Setting for Stick Welding
The setting might be different from box to box, but on my cracker box, I'd have to be running about 80 on stuff that's kinda heavy like that. You know if you've got 1/4 plate, you can run it pretty hot. On thin stuff you'll have to dial it back a lot. But take some scrape and run test weld. Get a big ass hammer and see if you can beat it apart. If it pops apart, then its way too cold. Where your winch mounts, that box might need a tack weld all around to get everything in place and prevent warping. Then you might need to make a couple complete passes, especially on 1/4 plate and angle iron, because this part is gonna carry all the stress of a pull. The rest of it is basically cosmetics compared to the stresses the plate where the winch sits.

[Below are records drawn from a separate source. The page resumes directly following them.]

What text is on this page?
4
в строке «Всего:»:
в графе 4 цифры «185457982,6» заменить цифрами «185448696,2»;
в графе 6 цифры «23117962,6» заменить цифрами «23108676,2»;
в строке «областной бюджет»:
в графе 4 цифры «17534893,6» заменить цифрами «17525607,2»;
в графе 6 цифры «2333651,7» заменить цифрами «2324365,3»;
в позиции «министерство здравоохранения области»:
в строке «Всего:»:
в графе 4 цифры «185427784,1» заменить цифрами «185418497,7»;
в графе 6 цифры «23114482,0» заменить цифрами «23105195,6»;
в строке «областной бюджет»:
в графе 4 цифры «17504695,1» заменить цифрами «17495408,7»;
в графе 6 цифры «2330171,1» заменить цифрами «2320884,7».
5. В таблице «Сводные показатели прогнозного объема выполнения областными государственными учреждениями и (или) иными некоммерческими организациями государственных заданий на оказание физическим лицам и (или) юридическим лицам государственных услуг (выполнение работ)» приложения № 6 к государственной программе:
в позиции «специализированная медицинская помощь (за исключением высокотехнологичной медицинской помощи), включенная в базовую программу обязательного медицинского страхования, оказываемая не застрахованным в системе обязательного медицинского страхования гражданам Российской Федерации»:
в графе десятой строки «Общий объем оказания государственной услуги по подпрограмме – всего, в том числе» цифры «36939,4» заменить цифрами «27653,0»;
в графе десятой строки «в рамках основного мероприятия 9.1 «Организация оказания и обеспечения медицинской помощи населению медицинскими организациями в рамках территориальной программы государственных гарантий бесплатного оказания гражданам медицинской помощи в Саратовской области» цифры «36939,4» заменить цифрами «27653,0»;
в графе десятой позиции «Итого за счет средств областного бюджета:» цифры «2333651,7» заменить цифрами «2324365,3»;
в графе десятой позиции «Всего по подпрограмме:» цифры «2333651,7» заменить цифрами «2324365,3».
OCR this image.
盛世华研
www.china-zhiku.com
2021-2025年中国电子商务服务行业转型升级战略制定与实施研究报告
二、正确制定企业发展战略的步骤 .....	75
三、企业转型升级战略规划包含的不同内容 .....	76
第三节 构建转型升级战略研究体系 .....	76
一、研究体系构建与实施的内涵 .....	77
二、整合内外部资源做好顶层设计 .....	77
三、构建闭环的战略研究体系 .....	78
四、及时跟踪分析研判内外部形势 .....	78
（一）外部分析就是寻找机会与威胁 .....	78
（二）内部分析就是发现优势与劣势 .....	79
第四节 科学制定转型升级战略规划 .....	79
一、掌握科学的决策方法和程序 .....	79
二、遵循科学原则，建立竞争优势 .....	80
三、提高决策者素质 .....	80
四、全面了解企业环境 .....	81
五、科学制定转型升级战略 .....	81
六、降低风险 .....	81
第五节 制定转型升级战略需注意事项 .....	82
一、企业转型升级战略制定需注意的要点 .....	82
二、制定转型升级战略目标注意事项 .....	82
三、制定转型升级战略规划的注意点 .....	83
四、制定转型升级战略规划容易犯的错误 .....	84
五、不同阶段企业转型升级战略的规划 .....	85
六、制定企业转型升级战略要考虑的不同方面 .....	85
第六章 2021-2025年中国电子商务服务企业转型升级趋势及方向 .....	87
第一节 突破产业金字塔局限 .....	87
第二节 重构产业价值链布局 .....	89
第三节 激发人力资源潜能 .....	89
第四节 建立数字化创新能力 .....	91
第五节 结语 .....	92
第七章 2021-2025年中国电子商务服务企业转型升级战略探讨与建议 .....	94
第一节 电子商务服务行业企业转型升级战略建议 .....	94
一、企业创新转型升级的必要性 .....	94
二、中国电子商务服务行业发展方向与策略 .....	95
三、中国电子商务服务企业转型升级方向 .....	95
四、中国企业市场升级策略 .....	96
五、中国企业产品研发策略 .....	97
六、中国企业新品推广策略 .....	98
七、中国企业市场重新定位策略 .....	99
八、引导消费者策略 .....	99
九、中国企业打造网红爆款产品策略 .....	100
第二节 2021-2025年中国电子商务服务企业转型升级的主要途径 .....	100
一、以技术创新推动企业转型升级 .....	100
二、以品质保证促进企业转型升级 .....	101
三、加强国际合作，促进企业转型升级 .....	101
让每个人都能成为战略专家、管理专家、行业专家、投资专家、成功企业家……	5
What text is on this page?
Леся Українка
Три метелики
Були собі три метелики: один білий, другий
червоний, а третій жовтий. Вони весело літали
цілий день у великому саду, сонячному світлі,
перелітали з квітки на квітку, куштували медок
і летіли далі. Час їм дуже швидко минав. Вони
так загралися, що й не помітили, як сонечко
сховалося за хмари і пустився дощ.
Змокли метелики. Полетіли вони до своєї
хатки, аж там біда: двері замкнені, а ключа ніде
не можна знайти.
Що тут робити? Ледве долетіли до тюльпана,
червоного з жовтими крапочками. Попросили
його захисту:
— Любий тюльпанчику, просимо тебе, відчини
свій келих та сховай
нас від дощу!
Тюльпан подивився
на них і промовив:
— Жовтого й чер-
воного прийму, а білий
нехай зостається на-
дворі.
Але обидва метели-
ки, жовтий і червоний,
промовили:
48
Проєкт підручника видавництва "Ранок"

Are you using pre-existing holes in the frame. Use as many of those as you can find and big washers on both sides and pull them down really tight. It may sound like over-kill, but a big winch, a heavy truck, and kinda a sideways pull, can put a HUGE stress load on that thing. I've seen some stuff people put on and they'd just have a nut and a lock washer inside the frame. That's fine for basically straight forces, like pulling a trailer, but any sideways stress can pull a nut through the hole without blinking an eye.
You think I'm kidding. I saw a HUGE wrecker truck. Brand new, trying to pull a log truck back up from a deep ditch beside an interstate. I don't know who installed the winch and all that gear, factory or what, but that winch had enough power to pull the whole back of that wrecker truck off with one big pop, and he never even moved the log truck.